De acordo com vários historiadores, à época, existiam, de facto, alguns nobres negros, embora a sua aceitação não fosse, nem de perto, tão alargada como a que é exibida na série. A exatidão histórica nunca foi o objetivo dos criadores de “Bridgerton”, que revelam a intenção de “criar um mundo que refletisse aquele em que hoje vivemos”. A trama inclui nobres e duques negros, sem que nunca as personagens debatam a questão da cor — à exceção do comentário acima.
O caso em questão: o da Rainha Carlota. A personagem inspira-se na figura real de Charlotte de Mecklenburg-Strelitz, que casou com George III para se tornar rainha de Inglaterra entre 1761 e 1818. A genética da aristocrata de ascendência germânica e filha de um duque de uma pequena cidade do norte da Alemanha sempre levantou muitas dúvidas.
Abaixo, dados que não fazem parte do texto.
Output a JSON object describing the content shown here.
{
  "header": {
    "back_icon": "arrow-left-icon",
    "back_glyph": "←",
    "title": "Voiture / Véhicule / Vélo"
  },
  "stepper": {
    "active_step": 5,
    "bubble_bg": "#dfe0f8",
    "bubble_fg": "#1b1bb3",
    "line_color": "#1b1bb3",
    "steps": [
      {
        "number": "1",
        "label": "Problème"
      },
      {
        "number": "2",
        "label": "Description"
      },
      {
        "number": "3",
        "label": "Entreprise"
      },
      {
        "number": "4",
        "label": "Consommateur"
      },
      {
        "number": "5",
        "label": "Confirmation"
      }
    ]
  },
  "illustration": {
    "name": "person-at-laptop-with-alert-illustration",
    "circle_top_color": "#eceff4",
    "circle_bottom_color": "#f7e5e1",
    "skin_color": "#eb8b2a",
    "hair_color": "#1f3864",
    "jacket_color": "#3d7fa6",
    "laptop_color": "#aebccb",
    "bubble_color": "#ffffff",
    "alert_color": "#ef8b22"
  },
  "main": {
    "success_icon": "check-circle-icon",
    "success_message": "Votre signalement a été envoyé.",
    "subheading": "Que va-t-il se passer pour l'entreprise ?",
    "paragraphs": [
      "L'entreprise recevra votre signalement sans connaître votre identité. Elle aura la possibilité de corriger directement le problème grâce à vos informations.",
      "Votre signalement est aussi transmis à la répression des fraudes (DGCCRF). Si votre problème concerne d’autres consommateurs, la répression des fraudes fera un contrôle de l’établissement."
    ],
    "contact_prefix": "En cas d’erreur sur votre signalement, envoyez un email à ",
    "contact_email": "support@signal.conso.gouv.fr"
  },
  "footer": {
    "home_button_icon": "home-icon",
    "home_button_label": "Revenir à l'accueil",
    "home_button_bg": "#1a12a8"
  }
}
O mito existe e permanece entre as comunidades negras, que sempre olharam com desconfiança para os retratos de Charlotte, cujos traços faciais aparentavam alguma mistura de raças. “Apontavam-se os traços fisiológicos que tão obviamente identificam a etnicidade desta jovem”, afirma o “Frontline”, programa de investigação da norte-americana “PBS”.
Sem fotografias e apenas com base em retratos — cujos pintores tendiam a embelezar e a suavizar as feições tidas como menos atraentes dos sujeitos —, os traços negros são mais aparentes nas pinturas de Sir Allan Ramsay, um intelectual que publicamente se opunha à escravatura.
De acordo com o historiador Mario de Valdes y Cocom, é possível traçar a ascendência de Charlotte até Margarida de Castro e Sousa, pertencente “ao ramo mestiço da Casa Real Portuguesa”. “Podem ser traçadas seis linhas diferentes entre a Rainha Charlotte e Margarida de Castro e Sousa, num património genético que por causa da consanguinidade era já minúsculo — que explica a inegável aparência africana da rainha”, explica.
A investigação publicada em 1990 estabeleceu, portanto, que “a rainha Charlotte é descendente direta de um filho ilegítimo de uma amante africana ligada à casa real portuguesa”.
Ao “The Washington Post”, o historiador americano revelou que esse filho teria nascido da relação ilegítima de Afonso III com a amante “Ouruana”, também conhecida como “Mourana” ou “Madragana”, supostamente uma muçulmana negra — um dado que ainda hoje é alvo de discussão.
Valdes remete outras suspeitas da etnicidade de Charlotte para o relato de um médico real, o Barão Christian Friedrich Stockmar, que terá descrito a rainha como “pequena e sinuosa, com uma verdadeira cara de mulata”. Um dos ministros terá dito que teria “um nariz demasiado largo e lábios demasiado grossos”. Várias menções são feitas ao seu aspeto físico, das feições à tez de pele mais escura e ao cabelo encaracolado.
“Muitos historiadores acreditam que Charlotte foi a primeira rainha mestiça. Isso de certa forma influenciou-me”, explica Chris van Dusen, o showrunner de “Bridgerton”. “Comecei a pensar como seria se tal acontecesse. O que poderia ter feito essa rainha? Poderia ter usado os seus poderes para elevar outras pessoas de cor na sociedade? Dar-lhes títulos?”